Brinkley died Wednesday at his home in Houston of complications from a fall.

He began the second act of his career in 1981 by moving to ABC News. There he flourished for another 15 years, particularly on "This Week with David Brinkley," where he reinvented the Sunday political talk show.

He won 10 Emmy awards, three George Foster Peabody Awards and, in 1992, the Presidential Medal of Freedom, the nation's highest civilian honor. He is the author of four books, including the forthcoming "Brinkley's Beat: People, Places, and Events That Shaped My Time," to be published in November.

But none of that quite conveys Brinkley's legendary status or his role in defining TV journalism despite his insistence, "I didn't create anything. I just got here early."

Born July 10, 1920, in Wilmington, N.C., he was still in high school when he began writing for his hometown newspaper. He attended the University of North Carolina and Vanderbilt University, and after Army service he worked in Southern bureaus for the United Press syndicate.

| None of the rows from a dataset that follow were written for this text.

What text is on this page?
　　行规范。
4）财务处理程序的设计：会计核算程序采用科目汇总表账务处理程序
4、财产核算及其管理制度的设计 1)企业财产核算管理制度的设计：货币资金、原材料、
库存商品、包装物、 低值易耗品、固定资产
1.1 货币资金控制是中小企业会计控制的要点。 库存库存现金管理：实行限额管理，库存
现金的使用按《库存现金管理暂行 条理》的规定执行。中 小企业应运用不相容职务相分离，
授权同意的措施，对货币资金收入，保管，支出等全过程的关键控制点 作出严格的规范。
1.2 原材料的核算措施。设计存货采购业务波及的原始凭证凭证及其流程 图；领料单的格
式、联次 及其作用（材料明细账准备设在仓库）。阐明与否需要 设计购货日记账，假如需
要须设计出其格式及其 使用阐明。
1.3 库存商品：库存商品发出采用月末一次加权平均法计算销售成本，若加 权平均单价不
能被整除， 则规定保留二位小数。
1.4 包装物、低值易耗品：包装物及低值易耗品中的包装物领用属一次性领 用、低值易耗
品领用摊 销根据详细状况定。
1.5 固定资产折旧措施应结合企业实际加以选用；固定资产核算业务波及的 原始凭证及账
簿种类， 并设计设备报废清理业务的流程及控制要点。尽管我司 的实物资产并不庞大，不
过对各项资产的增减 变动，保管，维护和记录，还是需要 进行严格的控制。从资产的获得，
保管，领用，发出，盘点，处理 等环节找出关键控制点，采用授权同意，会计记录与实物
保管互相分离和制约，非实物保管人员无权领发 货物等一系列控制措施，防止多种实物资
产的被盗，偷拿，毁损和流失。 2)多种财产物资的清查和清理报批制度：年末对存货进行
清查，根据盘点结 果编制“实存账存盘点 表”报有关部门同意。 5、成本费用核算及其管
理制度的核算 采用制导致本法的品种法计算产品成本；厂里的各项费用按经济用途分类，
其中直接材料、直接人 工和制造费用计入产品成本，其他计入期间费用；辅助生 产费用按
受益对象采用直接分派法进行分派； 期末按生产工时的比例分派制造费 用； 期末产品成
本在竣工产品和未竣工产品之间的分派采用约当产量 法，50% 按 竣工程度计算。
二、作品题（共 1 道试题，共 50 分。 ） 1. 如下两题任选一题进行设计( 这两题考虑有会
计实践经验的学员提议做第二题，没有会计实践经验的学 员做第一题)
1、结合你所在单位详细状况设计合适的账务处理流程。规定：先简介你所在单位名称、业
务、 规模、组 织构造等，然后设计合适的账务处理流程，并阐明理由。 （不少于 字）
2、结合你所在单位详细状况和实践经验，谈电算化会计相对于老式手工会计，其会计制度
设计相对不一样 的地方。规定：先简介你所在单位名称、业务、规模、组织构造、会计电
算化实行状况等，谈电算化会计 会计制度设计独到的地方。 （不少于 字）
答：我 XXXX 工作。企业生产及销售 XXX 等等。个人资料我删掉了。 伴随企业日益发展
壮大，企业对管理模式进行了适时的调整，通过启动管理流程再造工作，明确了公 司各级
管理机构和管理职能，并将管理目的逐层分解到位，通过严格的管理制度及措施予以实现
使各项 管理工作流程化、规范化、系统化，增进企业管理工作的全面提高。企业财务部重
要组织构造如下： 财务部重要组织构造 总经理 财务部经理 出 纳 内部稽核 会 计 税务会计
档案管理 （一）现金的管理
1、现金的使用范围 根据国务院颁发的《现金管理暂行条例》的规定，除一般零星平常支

He moved to Washington, D.C., thinking a radio job awaited him at CBS News. Instead, he landed a job four blocks away at NBC News and became White House correspondent NBC's first.

Then his distinctive presence was paired with craggy, leading-man-handsome Chet Huntley for NBC News' coverage of the 1956 Democratic and Republican national conventions. It was a perfect fit.

"He and Huntley represented a transition from wartime radio, which had dominated television news for its first few years," said former NBC News president Reuven Frank, who coined their soon-to-be-famous sign-off as the young producer of their weeknight newscast.

"I used to classify newscasters as the Singers and the Shouters, and Brinkley was neither of those," Frank said Thursday. "He was adult, he was stylish, he was skeptical. And the best writer I ever worked with."